Acute neurotoxicity is observed in 5.8–18.4% of children undergoing therapy for acute lymphoblastic leukemia and is associated with the intensification of chemotherapy (2, 3). The neurotoxicity usually manifests as seizures, occurring a median of 10–11 days after intrathecal methotrexate with or without cytarabine and hydrocortisone. Our patient presented with upper extremity weakness and aphasia and arachnoiditis shortly after intrathecal methotrexate, and neuroimaging showed transient restricted diffusion and no evidence of leukoencephalopathy. The child’s hemiparesis correlated with the involvement of the corticospinal tract in the corona radiata. Her language disturbance is best explained by altered mental status due to bifrontal involvement.

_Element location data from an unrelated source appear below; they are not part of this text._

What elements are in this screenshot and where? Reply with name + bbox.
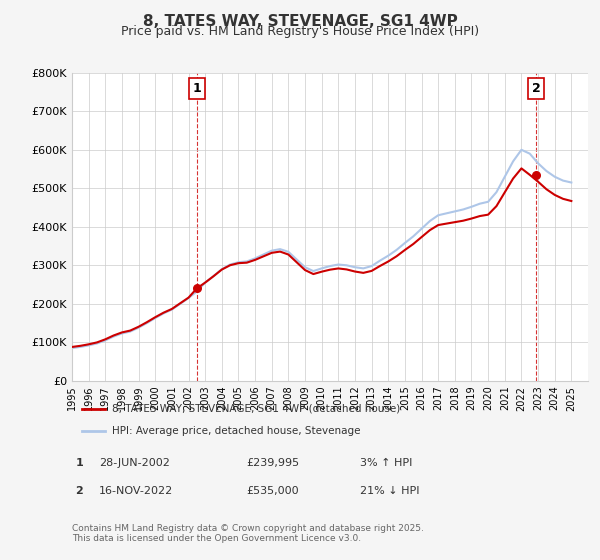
Text: HPI: Average price, detached house, Stevenage: HPI: Average price, detached house, Stev… <box>112 426 360 436</box>
Point <box>531 170 541 179</box>
Text: 16-NOV-2022: 16-NOV-2022 <box>99 486 173 496</box>
Text: 21% ↓ HPI: 21% ↓ HPI <box>360 486 419 496</box>
Text: 8, TATES WAY, STEVENAGE, SG1 4WP (detached house): 8, TATES WAY, STEVENAGE, SG1 4WP (detach… <box>112 404 400 414</box>
Text: 8, TATES WAY, STEVENAGE, SG1 4WP: 8, TATES WAY, STEVENAGE, SG1 4WP <box>143 14 457 29</box>
Text: 1: 1 <box>192 82 201 95</box>
Text: 2: 2 <box>76 486 83 496</box>
Text: Price paid vs. HM Land Registry's House Price Index (HPI): Price paid vs. HM Land Registry's House … <box>121 25 479 38</box>
Text: £535,000: £535,000 <box>246 486 299 496</box>
Text: 1: 1 <box>76 458 83 468</box>
Text: 28-JUN-2002: 28-JUN-2002 <box>99 458 170 468</box>
Point <box>192 284 202 293</box>
Text: 3% ↑ HPI: 3% ↑ HPI <box>360 458 412 468</box>
Text: 2: 2 <box>532 82 541 95</box>
Text: £239,995: £239,995 <box>246 458 299 468</box>
Text: Contains HM Land Registry data © Crown copyright and database right 2025.
This d: Contains HM Land Registry data © Crown c… <box>72 524 424 543</box>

That our patient now tolerates intrathecal methotrexate may be best explained by the frequency of the intrathecal injections. During consolidation, she was receiving weekly injections, and this schedule may have caused metabolic derangements (ie, folate deficiency and elevated homocysteine). During maintenance, intrathecal methotrexate is given every 3 months, and this schedule may allow for correction of metabolic abnormalities. It is interesting to note that dextromethorphan, a noncompetitive antagonist of the n-methyl-1-aspartate receptor, was administered to five children with severe subacute methotrexate neurotoxicity. All five children had resolution of their symptoms (4).

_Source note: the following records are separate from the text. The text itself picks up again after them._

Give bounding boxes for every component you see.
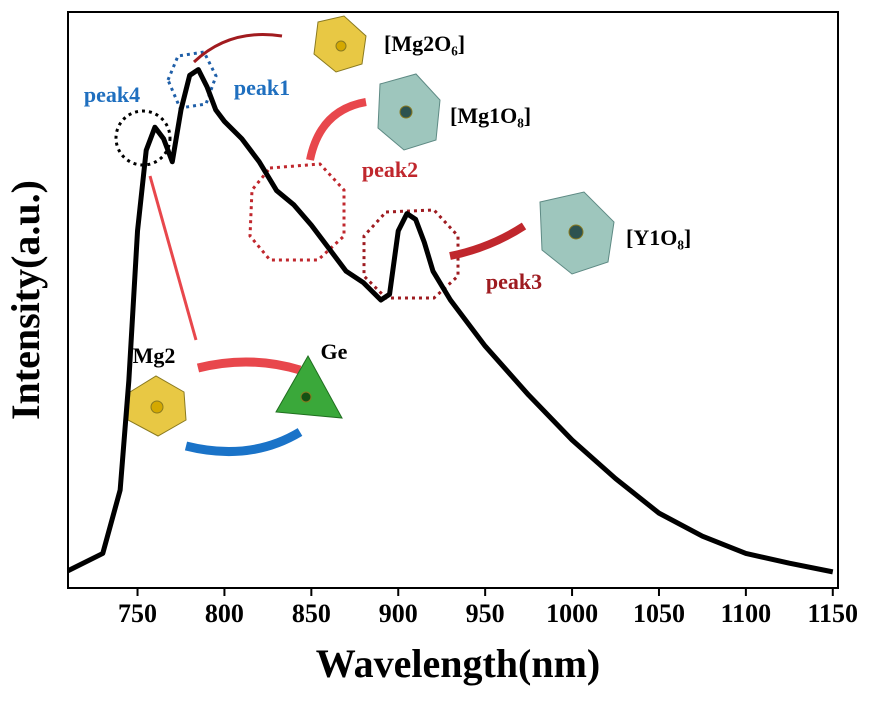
atom xyxy=(301,392,311,402)
annotation: peak2 xyxy=(362,157,418,182)
arrow xyxy=(310,102,366,160)
annotation: peak3 xyxy=(486,269,542,294)
x-tick-label: 900 xyxy=(379,599,418,628)
data-line xyxy=(68,70,833,572)
page: {"chart_data": {"type": "line", "x_label… xyxy=(0,0,879,705)
y-axis-label: Intensity(a.u.) xyxy=(3,180,48,420)
annotation: peak4 xyxy=(84,82,140,107)
x-tick-label: 950 xyxy=(466,599,505,628)
arrow xyxy=(198,362,300,370)
atom xyxy=(400,106,412,118)
arrow xyxy=(150,176,196,340)
atom xyxy=(336,41,346,51)
annotation: [Mg1O₈] xyxy=(450,103,531,128)
arrow xyxy=(450,226,524,256)
x-axis-label: Wavelength(nm) xyxy=(316,641,600,686)
chart: peak4 peak1 peak2 peak3 [Mg2O₆] [Mg1O₈] … xyxy=(0,0,879,700)
annotation: Ge xyxy=(321,339,348,364)
peak1-hexagon xyxy=(168,52,216,108)
annotation: [Y1O₈] xyxy=(626,225,691,250)
annotation: Mg2 xyxy=(133,343,176,368)
x-tick-label: 1150 xyxy=(807,599,858,628)
atom xyxy=(569,225,583,239)
x-tick-label: 1000 xyxy=(546,599,598,628)
x-tick-label: 1100 xyxy=(721,599,772,628)
x-tick-label: 750 xyxy=(118,599,157,628)
x-tick-label: 1050 xyxy=(633,599,685,628)
x-tick-label: 850 xyxy=(292,599,331,628)
atom xyxy=(151,401,163,413)
annotation: peak1 xyxy=(234,75,290,100)
annotation: [Mg2O₆] xyxy=(384,31,465,56)
x-tick-label: 800 xyxy=(205,599,244,628)
arrow xyxy=(186,432,300,452)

Metabolic derangements resulting from methotrexate-induced folate deficiency may explain the neurotoxicity observed in patients so treated. Quinn et al (5) hypothesized that elevated levels of homocysteine and its excitatory amino acid neurotransmitter metabolites (homocysteic acid and cysteine sulfinic acid) may mediate, in part, methotrexate-associate neurotoxicity. They found elevated levels of homocysteine and neurotransmitters in patients exposed to methotrexate as compared with control subjects, and the highest levels of these compounds were observed in those patients with neurologic toxicity at the time of lumbar puncture. Davidson et al (6) showed low choline-water ratios by using proton MR spectroscopy in children receiving high-dose intravenous methotrexate. They postulated that choline depletion might reflect subclinical disturbances of myelin metabolism as a result of methotrexate therapy. Our patient had evidence of arachnoiditis on CSF analysis, and metabolic profiling of the CSF did not show elevated levels of homocysteine.

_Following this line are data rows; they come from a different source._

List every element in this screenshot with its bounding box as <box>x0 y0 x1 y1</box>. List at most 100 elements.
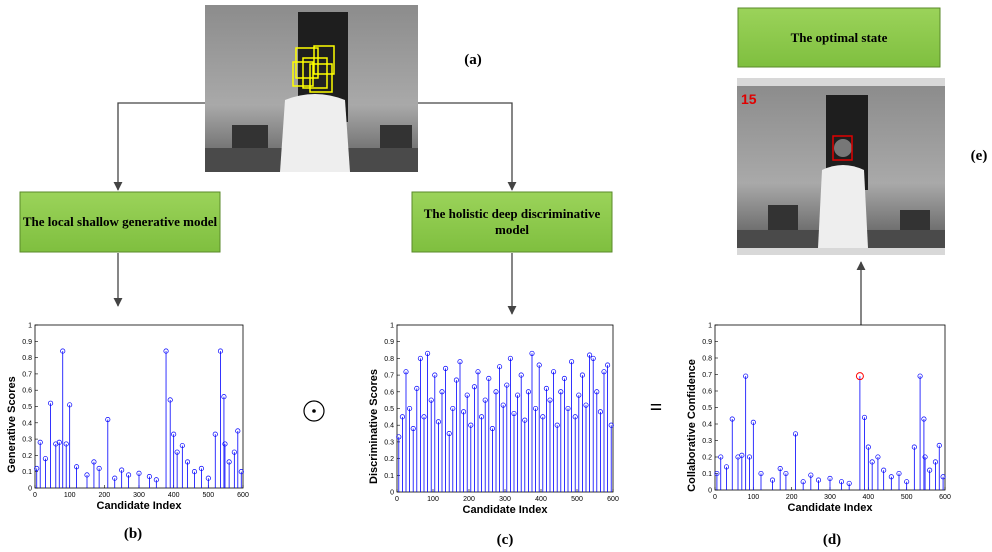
x-tick-label: 100 <box>747 494 759 501</box>
x-axis-label: Candidate Index <box>463 504 549 516</box>
stem-marker <box>464 392 470 398</box>
stem-marker <box>554 422 560 428</box>
stem-marker <box>551 369 557 375</box>
stem-marker <box>403 369 409 375</box>
stem-marker <box>221 394 227 400</box>
y-tick-label: 0.7 <box>384 373 394 380</box>
caption: (e) <box>971 148 988 164</box>
stem-marker <box>489 425 495 432</box>
stem-marker <box>869 459 875 465</box>
stem-marker <box>191 469 198 475</box>
y-tick-label: 0.9 <box>22 339 32 346</box>
stem-marker <box>932 459 938 465</box>
stem-marker <box>569 359 575 365</box>
y-tick-label: 1 <box>28 323 32 330</box>
stem-marker <box>525 389 531 395</box>
stem-marker <box>222 441 228 447</box>
box-text: The local shallow generative model <box>22 214 218 229</box>
stem-marker <box>410 425 416 432</box>
x-tick-label: 600 <box>237 492 249 499</box>
box-text: The optimal state <box>791 30 888 45</box>
stem-marker <box>226 459 232 465</box>
x-tick-label: 400 <box>535 496 547 503</box>
stem-marker <box>396 434 402 440</box>
y-tick-label: 0.1 <box>22 469 32 476</box>
stem-marker <box>468 422 474 428</box>
stem-marker <box>911 444 917 450</box>
stem-marker <box>60 348 66 354</box>
model-box <box>411 191 613 253</box>
stem-marker <box>511 410 517 417</box>
stem-marker <box>597 409 603 415</box>
stem-marker <box>579 372 585 378</box>
y-tick-label: 1 <box>708 323 712 330</box>
y-tick-label: 0.3 <box>22 437 32 444</box>
y-tick-label: 0.7 <box>702 372 712 379</box>
stem-marker <box>583 402 589 408</box>
stem-marker <box>558 389 564 395</box>
stem-chart: 0 0.1 0.2 0.3 0.4 0.5 0.6 0.7 0.8 0.9 1 0 100 200 300 4… <box>6 323 249 513</box>
stem-marker <box>461 409 467 415</box>
state-box <box>737 7 941 68</box>
stem-marker <box>146 474 152 480</box>
x-tick-label: 300 <box>133 492 145 499</box>
x-tick-label: 0 <box>713 494 717 501</box>
stem-marker <box>750 419 756 425</box>
stem-marker <box>471 384 477 390</box>
stem-marker <box>443 365 449 371</box>
stem-marker <box>167 397 173 403</box>
x-tick-label: 200 <box>786 494 798 501</box>
y-tick-label: 0.2 <box>702 455 712 462</box>
y-tick-label: 0.2 <box>384 456 394 463</box>
stem-marker <box>504 382 510 388</box>
stem-marker <box>861 414 868 420</box>
stem-marker <box>493 389 499 395</box>
stem-marker <box>594 389 600 395</box>
y-tick-label: 0.4 <box>384 423 394 430</box>
stem-marker <box>425 350 431 356</box>
y-tick-label: 0.6 <box>702 389 712 396</box>
stem-marker <box>414 385 420 392</box>
stem-marker <box>605 362 611 368</box>
stem-marker <box>540 414 546 420</box>
stem-marker <box>421 414 427 420</box>
box-text: The holistic deep discriminative model <box>423 206 601 237</box>
stem-marker <box>63 441 69 447</box>
stem-marker <box>457 359 463 365</box>
stem-marker <box>936 442 942 449</box>
x-tick-label: 500 <box>901 494 913 501</box>
stem-marker <box>407 405 413 412</box>
stem-marker <box>37 439 43 445</box>
y-tick-label: 0.8 <box>384 356 394 363</box>
caption: (b) <box>124 526 142 542</box>
stem-marker <box>482 397 488 403</box>
stem-marker <box>758 470 764 477</box>
stem-marker <box>453 377 459 383</box>
stem-marker <box>587 352 593 358</box>
stem-marker <box>112 475 118 481</box>
stem-marker <box>739 452 745 458</box>
stem-marker <box>904 479 910 485</box>
stem-marker <box>827 475 833 482</box>
stem-marker <box>917 373 923 379</box>
x-tick-label: 200 <box>98 492 110 499</box>
stem-marker <box>399 414 405 420</box>
stem-marker <box>927 467 933 473</box>
y-tick-label: 0.4 <box>702 422 712 429</box>
stem-marker <box>536 362 542 368</box>
model-box <box>19 191 221 253</box>
stem-marker <box>888 474 894 480</box>
photo-e <box>737 78 945 255</box>
stem-marker <box>846 480 852 486</box>
y-tick-label: 0.6 <box>22 388 32 395</box>
stem-marker <box>238 469 244 475</box>
equals-sign: = <box>650 394 663 419</box>
stem-marker <box>815 477 822 483</box>
y-axis-label: Collaborative Confidence <box>686 359 698 492</box>
stem-marker <box>881 467 887 473</box>
stem-marker <box>838 479 845 485</box>
y-tick-label: 0 <box>390 490 394 497</box>
y-tick-label: 0 <box>28 486 32 493</box>
stem-marker <box>608 422 614 428</box>
y-tick-label: 0.7 <box>22 371 32 378</box>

The MR imaging changes seen in patients receiving methotrexate may be foci of demyelination or microinfarction. The mechanism of the changes may represent metabolic effects, increased capillary permeability, transient vasospasm, small vessel occlusion, or the demyelinating process itself (7). In the case of our patient, cytotoxic edema is the likely cause of her symptoms and the associated diagnostic imaging changes. Cytotoxic edema may be related to late swelling of glial cells.

Single photon-emission tomography has been used to identify brain perfusion defects in patients treated for acute lymphoblastic leukemia. Harila-Saari et al (8) found abnormal brain perfusion in 44% of patients. These patients were younger than those with normal perfusion and had received more frequent intravenous methotrexate infusions. In evaluating a child with akinetic mutism following high-dose intravenous methotrexate, Karabacak et al (9) observed abnormalities in white and gray matter blood flow. White matter changes at MR imaging have been detected in children during and after therapy for acute lymphoblastic leukemia; however, the significance of these findings is unknown. In our patient, restricted diffusion was present in the bifrontal corona radiata and splenium of the corpus collosum, which resolved 3 weeks after the patient presented with neurologic symptoms. Only slight white matter hyperintensity was observed, primarily on fluid-attenuated inversion recovery images, in the area of previous diffusion abnormalities.

Conclusion

Intrathecal methotrexate can result in reversible neurotoxicity. Cytotoxic edema may best explain our patient’s clinical and radiographic findings.